Carbon Accounting 101
A comprehensive introduction to measuring, tracking, and reporting greenhouse gas emissions using the GHG Protocol framework.
What is Carbon Accounting?
Carbon accounting (also called GHG accounting or carbon footprinting) is the process of measuring the total greenhouse gas emissions caused directly and indirectly by an organization, product, or activity.
"You can't manage what you can't measure."
— Peter Drucker
The GHG Protocol Framework
The GHG Protocol is the world's most widely used greenhouse gas accounting standard. It provides the framework for measuring and managing emissions across three scopes.
Scope 1
Direct emissions from owned or controlled sources (fuel combustion, company vehicles, process emissions)
Scope 2
Indirect emissions from purchased electricity, steam, heating, and cooling consumed by the company
Scope 3
All other indirect emissions in the value chain (suppliers, business travel, product use)
5 Steps to Carbon Accounting
Set Organizational Boundaries
Define which entities and operations are included using equity share, financial control, or operational control approach.
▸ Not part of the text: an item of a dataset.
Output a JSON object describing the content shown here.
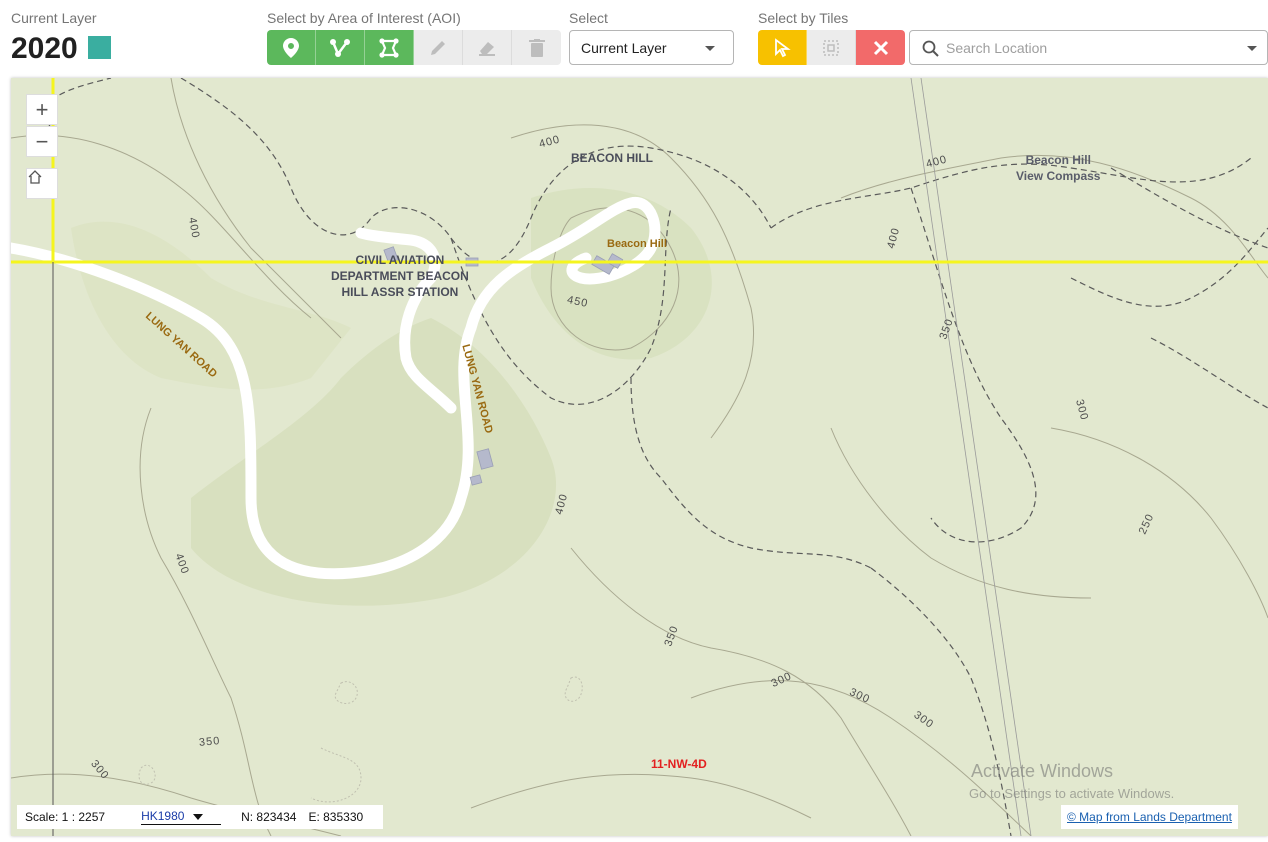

Set Operational Boundaries
Identify emission sources within each scope. Determine which Scope 3 categories are material.
Collect Activity Data
Gather data on fuel consumption, electricity use, travel, purchases, waste, etc. from invoices, meters, and systems.
Apply Emission Factors
Convert activity data to emissions using appropriate factors (region-specific for electricity, fuel-specific for combustion).
Report and Verify
Compile results, ensure completeness, and optionally get third-party verification for credibility.